Face à ces questions, les acteurs de l’encadrement doctoral peuvent être tentés d’embrasser une connotation péjorative de la complexité et de céder aux tentatives de simplification, par des applications non-flexibles des cadres réglementaires, des approches non concertées, ou encore un renoncement à l’appropriation – voire un rejet – de pratiques innovantes. Derrière un aveu de complexité, on reconnaîtrait alors « avouer la difficulté́ de décrire, d’expliquer ; (..) exprimer sa confusion devant un objet comportant trop de traits divers, trop de multiplicité́ et d’indistinction internes, trop de liens externes. » (Morin, 2018). Pour penser cette tension, nous co-organisons un événement périodique, le Workshop sur l’Encadrement Doctoral (WED) afin d’explorer la complexité de cette mission. La première édition du WED s’est tenue à Nancy en septembre 2016 : deux journées de travail ont permis de réunir les acteurs divers du doctorat – encadrant·e·s, directeur·e·s d’écoles doctorales, jeunes chercheur·e·s, formateur·e·s – pour discuter des défis du moment et suggérer des propositions concrètes d’action et de pratiques. Après une session plénière, les acteurs présents ont eux-mêmes proposé des thématiques de travail pour constituer les ateliers. À la suite de ses propositions, quatorze groupes de travail ont abordé les thèmes :
- Encadrement des doctorants en CIFRE
- Politique RH à destination des doctorants dans les universités
- Open Access et open science
- Internationalisation du doctorat
- Management et médiation des conflits
- Quelle approche pour le portfolio de compétences ?
- Formation des encadrants
- Compétences des encadrants
- Recrutement des doctorants
- Qualité de l’encadrement
- Co-encadrement
- Les comités de suivi pendant le doctorat
- La poursuite de carrière des docteurs
- La montée en compétences pendant le doctorat
En novembre 2018, la seconde édition du WED, co-organisée avec l’Association Nationale des Docteurs (ANDès), le Réseau National des Collèges Doctoraux (RNCD) et l’université de Lyon, a porté sur la thématique transversale de « la qualité du doctorat », dont le livre blanc a depuis été publié.

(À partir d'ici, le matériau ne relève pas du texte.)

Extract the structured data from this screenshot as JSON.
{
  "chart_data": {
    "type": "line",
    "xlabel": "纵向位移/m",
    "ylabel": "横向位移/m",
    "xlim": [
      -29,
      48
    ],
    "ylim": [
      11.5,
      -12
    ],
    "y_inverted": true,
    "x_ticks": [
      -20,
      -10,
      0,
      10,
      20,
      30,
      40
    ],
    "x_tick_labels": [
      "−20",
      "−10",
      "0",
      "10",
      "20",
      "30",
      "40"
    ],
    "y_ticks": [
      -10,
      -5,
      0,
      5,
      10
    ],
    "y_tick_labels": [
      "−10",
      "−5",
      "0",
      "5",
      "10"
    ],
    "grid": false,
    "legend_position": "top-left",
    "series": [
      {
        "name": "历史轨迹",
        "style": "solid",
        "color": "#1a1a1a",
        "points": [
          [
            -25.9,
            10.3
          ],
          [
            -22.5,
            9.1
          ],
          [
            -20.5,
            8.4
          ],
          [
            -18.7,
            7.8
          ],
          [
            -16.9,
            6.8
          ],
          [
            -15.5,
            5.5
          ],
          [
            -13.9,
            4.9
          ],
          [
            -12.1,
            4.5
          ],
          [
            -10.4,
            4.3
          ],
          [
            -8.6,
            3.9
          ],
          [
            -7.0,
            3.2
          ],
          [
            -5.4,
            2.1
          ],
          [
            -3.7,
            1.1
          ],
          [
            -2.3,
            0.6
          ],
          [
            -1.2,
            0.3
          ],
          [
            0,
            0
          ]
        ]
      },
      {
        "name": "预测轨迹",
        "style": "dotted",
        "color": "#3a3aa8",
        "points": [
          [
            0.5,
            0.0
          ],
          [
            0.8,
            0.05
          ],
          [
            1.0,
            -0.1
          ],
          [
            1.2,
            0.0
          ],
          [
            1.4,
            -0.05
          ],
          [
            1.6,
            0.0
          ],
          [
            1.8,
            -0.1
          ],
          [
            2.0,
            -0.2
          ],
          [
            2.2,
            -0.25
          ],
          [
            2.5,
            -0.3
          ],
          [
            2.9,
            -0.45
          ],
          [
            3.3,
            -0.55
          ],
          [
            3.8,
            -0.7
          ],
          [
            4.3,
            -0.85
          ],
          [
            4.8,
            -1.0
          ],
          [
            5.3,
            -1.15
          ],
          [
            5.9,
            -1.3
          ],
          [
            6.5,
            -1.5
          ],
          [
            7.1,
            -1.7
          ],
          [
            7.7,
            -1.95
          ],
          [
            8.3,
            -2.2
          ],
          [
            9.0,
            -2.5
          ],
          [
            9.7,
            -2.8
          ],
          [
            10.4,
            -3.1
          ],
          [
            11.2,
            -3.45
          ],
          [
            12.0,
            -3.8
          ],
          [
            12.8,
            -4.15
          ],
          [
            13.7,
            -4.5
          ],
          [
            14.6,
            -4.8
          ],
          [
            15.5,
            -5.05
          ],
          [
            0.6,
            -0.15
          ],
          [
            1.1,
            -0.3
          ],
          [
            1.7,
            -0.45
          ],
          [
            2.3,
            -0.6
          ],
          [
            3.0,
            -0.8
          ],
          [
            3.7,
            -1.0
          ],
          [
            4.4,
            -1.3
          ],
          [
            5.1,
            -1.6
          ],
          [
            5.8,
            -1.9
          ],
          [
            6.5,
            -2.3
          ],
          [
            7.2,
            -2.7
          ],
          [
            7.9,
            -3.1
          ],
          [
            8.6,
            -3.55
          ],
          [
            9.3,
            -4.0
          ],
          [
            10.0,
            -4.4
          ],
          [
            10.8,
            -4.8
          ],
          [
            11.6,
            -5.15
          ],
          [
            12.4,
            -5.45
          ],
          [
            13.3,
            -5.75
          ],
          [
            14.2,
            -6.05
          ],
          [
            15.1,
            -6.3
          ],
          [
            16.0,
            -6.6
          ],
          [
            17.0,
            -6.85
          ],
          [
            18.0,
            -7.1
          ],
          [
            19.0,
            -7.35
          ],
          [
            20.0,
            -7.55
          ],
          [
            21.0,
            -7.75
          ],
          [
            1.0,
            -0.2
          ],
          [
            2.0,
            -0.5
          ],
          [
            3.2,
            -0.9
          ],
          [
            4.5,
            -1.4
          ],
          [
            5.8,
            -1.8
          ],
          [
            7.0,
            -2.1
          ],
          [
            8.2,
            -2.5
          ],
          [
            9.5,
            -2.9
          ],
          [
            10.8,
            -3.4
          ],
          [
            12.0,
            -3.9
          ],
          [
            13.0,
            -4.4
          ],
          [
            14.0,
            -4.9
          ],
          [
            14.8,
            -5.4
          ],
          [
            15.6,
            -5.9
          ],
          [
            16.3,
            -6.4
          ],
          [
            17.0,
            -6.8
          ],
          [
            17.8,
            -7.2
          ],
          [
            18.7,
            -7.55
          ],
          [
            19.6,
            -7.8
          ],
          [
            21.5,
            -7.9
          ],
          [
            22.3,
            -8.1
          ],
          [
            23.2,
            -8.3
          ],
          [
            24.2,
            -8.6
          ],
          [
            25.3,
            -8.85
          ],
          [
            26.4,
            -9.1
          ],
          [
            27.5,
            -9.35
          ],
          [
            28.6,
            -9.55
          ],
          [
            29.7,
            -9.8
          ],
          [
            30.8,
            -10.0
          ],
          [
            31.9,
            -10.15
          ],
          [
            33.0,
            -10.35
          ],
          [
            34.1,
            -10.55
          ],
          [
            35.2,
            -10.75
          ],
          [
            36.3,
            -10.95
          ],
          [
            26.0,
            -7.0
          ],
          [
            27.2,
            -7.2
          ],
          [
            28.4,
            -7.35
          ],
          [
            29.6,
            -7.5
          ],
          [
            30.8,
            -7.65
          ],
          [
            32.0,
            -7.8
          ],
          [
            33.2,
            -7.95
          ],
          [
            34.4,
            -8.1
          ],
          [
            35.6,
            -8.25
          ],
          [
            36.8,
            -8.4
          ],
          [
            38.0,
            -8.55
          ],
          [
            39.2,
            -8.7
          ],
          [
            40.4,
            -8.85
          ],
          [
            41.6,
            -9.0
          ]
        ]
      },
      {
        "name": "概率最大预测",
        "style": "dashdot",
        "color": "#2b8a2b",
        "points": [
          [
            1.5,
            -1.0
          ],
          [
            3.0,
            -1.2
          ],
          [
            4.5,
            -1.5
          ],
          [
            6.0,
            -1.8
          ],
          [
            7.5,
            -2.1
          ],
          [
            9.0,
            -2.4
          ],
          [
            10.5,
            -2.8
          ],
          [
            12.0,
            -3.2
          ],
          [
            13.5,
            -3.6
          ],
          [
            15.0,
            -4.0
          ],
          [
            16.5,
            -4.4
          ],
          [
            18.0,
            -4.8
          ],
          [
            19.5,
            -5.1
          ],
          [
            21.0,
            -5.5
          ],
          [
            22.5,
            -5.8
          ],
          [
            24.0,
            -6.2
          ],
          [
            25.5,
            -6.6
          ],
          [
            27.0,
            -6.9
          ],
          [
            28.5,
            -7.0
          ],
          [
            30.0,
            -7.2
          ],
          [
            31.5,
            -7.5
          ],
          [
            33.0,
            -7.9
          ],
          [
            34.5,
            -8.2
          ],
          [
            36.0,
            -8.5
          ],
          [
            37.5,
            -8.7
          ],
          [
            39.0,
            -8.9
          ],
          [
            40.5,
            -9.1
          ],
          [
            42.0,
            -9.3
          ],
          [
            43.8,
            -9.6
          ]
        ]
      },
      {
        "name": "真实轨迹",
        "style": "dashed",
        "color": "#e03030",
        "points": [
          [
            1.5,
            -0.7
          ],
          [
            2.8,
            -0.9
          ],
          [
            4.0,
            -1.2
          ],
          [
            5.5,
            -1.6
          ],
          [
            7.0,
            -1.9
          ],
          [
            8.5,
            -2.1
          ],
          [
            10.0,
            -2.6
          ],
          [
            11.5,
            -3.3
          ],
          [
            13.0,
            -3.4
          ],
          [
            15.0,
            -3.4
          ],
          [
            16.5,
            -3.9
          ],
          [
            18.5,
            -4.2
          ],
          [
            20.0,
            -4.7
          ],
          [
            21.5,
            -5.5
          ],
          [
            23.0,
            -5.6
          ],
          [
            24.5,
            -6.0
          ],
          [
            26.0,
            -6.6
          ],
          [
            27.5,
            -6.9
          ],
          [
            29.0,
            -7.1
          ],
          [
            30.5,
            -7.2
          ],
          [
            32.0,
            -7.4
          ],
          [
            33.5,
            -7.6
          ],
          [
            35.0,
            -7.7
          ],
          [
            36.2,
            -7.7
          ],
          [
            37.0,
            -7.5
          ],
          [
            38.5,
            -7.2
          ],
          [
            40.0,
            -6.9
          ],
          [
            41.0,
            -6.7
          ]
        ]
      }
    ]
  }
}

Cet événement s’accompagnait d’une relecture méthodologique à travers les concepts de la pensée complexe, que nous avons présentée sous la forme d’une communication intitulée L’encadrement doctoral : complexité d’une relation de travail et défi de l’innovation lors du colloque « Le travail à l’épreuve de la complexité » les 28 et 29 septembre 2018 à l’ESTIA. Cette communication a notamment été l’occasion de présenter et de discuter de notre proposition méthodologique, consistant à concevoir le WED comme constitutif d’un processus de recherche-action associant l’ensemble des parties prenantes du doctorat.